I still don't understand why
ldd showed the binary to be a static executable. Maybe because a 32-bit
ldd can't investigate 64-bit executables but just silently shows an incorrect result?
I still don't know why
nixops could only build a 32-bit executable. For the record, this is
nixopsUnstable (NixOps 2), so I guess I should have expected things to break. I just hadn't expected that things would break months later and behind my back.
What went smoothly
My monitoring noticed the problem within minutes, so I am very happy about how quickly that went.
nixos-rebuild switch --target-hostwent extremely smoothly. The command built the right machine, deployed it to the right place, put the right grub configuration in place, and all services came up again.
What could have gone more smoothly
Investigate what the error tells you first, not last.
The error was pretty clearly telling me that there was an architecture issue, but I dismissed it as "that's probably not it". Instead I could have checked excluded that possibility first and I'd have found the problem sooner.
Fix the issue first, especially if it's faster, then fix the cause.
Once I found out the problem was NixOps building the wrong system, I could have immediately deployed using an alternative method like
nixos-rebuildinstead of trying to fix my NixOps configuration. This would have saved about an hour of downtime.
Closely monitor why the machine locked up. The original problem is probably still there and I still have no idea what it was.
Switch away from
nixops.

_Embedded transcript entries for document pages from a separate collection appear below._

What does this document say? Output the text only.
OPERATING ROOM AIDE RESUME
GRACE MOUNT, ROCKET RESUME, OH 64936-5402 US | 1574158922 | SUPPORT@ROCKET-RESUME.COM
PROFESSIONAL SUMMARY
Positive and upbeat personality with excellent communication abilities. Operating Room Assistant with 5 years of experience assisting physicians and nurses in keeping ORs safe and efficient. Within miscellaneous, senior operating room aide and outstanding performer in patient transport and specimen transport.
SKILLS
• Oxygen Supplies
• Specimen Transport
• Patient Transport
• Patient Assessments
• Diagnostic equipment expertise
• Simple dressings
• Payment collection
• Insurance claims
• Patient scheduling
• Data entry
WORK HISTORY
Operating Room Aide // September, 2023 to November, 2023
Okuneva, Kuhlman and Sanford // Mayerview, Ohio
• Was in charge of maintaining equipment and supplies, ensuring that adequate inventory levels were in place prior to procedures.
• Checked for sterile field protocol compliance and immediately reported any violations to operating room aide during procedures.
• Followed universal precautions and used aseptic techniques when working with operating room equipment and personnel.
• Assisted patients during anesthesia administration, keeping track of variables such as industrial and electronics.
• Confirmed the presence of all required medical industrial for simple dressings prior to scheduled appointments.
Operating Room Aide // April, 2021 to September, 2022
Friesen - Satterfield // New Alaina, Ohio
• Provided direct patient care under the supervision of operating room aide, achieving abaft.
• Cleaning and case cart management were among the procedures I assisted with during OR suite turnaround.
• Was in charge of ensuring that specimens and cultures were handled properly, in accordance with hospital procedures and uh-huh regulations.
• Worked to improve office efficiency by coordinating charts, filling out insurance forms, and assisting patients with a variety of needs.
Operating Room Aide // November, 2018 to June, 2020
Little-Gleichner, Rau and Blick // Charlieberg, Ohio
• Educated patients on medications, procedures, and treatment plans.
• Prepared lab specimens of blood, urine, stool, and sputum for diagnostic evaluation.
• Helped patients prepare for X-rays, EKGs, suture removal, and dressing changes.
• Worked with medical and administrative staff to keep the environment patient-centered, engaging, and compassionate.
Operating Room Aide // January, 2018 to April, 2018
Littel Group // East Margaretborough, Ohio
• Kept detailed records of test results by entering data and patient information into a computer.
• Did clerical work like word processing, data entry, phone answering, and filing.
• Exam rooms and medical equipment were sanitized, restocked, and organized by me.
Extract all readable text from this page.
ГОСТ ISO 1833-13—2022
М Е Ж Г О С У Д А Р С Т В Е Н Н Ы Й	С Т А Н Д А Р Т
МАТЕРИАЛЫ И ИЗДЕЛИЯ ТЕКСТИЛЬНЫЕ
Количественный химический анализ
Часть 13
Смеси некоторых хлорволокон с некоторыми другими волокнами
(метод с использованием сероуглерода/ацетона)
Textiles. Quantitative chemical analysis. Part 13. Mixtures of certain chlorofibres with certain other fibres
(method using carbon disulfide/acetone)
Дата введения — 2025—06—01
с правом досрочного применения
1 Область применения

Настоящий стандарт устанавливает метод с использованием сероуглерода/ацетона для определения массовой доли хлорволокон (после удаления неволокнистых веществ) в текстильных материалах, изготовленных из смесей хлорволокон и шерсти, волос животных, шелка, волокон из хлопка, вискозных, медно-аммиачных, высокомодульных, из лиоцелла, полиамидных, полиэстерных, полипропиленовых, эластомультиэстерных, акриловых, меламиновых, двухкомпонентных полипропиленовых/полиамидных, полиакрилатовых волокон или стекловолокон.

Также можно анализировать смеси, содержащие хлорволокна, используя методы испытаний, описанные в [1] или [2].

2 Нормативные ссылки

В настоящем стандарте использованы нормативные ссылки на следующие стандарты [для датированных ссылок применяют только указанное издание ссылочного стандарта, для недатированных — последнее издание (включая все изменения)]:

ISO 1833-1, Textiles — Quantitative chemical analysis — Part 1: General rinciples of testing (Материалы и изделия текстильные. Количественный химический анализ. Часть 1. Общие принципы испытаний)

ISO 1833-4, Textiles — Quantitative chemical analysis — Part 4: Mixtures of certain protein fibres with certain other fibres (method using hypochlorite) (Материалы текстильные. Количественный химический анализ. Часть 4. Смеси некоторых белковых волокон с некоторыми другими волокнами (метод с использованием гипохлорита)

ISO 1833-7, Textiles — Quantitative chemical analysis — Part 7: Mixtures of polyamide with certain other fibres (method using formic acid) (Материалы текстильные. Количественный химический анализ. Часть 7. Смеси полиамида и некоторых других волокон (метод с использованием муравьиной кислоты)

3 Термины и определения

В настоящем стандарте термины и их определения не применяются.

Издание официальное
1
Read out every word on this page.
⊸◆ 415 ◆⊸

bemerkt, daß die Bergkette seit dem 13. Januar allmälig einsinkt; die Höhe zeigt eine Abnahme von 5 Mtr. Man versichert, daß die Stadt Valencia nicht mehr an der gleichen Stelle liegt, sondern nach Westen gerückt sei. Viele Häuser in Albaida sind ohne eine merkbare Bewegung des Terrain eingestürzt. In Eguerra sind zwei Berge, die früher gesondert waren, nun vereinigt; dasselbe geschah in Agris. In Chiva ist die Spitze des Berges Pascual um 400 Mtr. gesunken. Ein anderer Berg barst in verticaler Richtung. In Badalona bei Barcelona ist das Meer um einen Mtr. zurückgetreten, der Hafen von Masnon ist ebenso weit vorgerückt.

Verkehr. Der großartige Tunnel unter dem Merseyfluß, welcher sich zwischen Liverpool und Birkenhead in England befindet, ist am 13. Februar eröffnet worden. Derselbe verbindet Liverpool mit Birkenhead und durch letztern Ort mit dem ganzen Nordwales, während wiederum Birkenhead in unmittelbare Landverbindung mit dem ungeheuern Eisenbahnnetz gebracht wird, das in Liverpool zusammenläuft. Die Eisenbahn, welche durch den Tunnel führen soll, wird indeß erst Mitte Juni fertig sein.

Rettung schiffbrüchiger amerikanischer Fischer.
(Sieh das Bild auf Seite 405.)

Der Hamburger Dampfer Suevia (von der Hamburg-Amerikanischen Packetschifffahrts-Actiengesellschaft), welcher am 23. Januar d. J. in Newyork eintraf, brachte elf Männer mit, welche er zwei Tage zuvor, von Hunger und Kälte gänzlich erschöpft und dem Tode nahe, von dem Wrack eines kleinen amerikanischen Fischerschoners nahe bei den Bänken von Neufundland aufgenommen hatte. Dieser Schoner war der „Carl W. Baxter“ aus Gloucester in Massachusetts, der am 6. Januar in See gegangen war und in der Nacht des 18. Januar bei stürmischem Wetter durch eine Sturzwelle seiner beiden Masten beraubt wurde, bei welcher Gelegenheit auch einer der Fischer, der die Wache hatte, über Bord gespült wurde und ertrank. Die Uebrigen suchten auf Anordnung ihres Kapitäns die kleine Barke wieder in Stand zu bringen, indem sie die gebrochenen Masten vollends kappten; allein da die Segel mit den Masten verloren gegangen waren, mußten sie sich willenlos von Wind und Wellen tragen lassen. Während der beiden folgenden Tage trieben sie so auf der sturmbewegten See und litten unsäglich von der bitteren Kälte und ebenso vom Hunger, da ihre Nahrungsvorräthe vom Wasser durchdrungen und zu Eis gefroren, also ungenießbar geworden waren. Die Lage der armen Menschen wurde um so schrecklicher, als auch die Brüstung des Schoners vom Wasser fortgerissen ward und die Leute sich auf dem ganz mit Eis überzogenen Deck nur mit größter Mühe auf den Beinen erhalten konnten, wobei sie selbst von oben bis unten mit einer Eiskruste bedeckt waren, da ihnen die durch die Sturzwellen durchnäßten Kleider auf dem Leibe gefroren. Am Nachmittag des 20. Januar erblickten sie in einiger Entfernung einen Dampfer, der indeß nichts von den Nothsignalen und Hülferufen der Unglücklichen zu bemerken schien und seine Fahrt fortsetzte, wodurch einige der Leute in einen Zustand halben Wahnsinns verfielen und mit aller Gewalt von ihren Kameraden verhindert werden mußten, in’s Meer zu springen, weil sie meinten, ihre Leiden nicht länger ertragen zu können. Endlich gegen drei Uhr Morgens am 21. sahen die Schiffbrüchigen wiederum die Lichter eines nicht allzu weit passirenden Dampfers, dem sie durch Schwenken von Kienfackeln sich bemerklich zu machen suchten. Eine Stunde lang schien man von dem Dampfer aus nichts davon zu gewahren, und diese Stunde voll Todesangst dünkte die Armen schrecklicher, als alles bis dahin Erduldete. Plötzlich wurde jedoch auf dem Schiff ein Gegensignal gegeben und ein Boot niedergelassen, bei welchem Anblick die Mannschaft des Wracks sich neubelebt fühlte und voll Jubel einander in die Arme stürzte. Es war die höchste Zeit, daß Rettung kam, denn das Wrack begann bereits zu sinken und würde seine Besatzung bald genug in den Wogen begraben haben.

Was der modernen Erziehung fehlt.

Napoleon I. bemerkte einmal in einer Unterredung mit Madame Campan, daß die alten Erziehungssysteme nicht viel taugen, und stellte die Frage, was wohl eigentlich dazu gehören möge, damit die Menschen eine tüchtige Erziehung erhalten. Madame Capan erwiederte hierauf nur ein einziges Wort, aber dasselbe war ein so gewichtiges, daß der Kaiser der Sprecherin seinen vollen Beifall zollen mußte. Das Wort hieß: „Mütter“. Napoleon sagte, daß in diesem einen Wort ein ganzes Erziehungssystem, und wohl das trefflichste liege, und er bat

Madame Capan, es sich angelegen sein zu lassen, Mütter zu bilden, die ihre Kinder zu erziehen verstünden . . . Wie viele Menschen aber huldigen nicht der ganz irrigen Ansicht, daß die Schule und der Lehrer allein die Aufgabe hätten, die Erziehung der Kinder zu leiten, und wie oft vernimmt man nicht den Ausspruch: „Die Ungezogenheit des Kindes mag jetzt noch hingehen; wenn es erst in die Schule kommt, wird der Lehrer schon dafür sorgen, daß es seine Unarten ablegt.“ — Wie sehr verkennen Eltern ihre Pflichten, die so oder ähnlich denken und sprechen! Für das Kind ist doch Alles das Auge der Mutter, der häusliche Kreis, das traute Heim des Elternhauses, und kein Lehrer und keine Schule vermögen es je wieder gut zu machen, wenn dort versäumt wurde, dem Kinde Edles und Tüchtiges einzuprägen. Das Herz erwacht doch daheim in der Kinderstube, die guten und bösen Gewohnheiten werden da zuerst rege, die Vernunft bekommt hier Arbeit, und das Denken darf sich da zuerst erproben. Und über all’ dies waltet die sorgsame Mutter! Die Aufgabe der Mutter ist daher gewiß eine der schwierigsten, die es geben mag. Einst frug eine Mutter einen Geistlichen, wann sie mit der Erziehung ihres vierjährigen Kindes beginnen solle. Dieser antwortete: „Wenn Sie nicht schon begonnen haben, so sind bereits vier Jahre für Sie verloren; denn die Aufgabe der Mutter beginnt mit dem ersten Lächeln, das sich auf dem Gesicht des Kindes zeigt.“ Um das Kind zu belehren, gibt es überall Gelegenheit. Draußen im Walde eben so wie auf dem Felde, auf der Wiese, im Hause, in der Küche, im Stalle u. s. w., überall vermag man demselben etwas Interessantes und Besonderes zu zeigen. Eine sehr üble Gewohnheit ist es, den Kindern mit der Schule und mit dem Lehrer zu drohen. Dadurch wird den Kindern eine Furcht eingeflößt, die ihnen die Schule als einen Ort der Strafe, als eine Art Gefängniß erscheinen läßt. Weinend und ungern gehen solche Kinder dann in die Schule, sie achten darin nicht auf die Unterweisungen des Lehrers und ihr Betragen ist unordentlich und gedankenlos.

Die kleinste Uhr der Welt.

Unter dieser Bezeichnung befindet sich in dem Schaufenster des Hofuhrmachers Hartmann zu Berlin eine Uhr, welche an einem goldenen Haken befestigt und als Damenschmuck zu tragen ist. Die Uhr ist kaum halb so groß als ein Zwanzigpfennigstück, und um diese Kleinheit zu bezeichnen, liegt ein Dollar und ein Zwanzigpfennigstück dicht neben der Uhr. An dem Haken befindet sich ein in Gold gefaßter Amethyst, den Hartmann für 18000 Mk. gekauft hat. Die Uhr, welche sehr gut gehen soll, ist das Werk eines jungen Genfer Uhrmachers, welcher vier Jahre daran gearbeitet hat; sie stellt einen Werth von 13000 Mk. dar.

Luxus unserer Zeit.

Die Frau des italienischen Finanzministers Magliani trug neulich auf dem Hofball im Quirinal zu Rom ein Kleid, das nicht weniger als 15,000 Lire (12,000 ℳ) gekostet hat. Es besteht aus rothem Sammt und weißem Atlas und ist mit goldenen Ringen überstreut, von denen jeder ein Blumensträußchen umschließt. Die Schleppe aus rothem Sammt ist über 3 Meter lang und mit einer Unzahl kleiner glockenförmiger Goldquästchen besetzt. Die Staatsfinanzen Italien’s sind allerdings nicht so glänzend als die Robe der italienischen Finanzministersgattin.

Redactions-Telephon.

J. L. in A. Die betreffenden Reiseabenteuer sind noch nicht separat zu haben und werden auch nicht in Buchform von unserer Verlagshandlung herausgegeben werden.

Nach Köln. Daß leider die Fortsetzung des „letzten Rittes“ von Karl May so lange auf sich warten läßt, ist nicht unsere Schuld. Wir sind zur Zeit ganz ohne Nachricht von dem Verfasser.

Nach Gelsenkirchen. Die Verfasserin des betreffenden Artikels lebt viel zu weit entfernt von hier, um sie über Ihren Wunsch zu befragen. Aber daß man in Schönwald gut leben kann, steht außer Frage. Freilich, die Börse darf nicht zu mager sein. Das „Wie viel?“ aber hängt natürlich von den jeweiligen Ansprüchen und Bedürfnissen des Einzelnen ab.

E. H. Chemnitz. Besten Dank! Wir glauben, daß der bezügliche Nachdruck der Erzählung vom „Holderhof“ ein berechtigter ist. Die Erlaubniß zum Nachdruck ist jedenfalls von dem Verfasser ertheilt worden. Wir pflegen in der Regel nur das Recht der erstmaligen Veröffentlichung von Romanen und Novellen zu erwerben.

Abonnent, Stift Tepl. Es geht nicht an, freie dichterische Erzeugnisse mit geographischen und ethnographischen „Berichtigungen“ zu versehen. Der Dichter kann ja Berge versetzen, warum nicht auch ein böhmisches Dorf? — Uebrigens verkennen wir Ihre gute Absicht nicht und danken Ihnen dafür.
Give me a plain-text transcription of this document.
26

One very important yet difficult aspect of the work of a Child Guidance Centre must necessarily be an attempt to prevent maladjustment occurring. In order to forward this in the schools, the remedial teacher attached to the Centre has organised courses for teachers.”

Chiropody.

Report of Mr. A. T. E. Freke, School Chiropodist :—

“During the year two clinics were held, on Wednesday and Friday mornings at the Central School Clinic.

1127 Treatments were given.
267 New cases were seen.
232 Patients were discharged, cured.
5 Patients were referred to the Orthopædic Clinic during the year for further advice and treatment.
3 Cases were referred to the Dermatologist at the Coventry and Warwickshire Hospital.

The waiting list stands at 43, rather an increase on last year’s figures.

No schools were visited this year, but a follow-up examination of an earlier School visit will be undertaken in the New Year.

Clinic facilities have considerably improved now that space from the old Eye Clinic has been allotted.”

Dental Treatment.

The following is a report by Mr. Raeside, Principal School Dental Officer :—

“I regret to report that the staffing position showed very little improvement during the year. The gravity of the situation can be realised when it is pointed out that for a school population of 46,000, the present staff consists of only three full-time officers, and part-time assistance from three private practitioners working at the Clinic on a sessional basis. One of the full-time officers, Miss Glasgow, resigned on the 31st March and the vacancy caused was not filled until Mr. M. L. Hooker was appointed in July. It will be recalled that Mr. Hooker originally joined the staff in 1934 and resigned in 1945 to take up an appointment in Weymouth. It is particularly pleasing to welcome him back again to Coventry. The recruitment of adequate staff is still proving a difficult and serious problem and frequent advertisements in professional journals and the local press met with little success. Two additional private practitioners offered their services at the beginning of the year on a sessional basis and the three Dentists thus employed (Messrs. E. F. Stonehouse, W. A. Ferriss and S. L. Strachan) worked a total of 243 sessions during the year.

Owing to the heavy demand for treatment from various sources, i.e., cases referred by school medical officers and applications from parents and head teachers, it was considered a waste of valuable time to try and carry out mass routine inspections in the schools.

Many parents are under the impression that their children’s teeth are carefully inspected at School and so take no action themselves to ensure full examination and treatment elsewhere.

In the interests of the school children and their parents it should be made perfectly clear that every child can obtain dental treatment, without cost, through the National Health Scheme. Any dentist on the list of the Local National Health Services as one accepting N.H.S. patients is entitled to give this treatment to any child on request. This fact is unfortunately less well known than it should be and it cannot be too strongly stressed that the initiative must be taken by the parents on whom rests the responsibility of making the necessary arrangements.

I will probably deploy infrastructure with
terraformand software with
nixos-rebuildor something similarly simple. I used NixOps because it can do infrastructure and software deployments together, but given that I not only have static infrastructure, but specifically only 1 server, it makes no sense to take on this extra complexity.
Consider more frequently rebooting the machine to find this kind of problem earlier.
12:30: Alarms go off saying that cs-syd.eu is unreachable.
12:45: Instance reboot.
13:00: I have a medical appointment.
14:30: I get back from my medical appointment and start investigating.
18:00: I deploy with an alternative deployment tool; all services are up again.
18:30: Informed a NixOps maintainer.
20:35: A NixOps maintainer submits a PR with a workaround
I owe big thanks to nh2, who spent at least two hours in a call with me to help me debug it. The outage would have taken many hours longer to fix without him.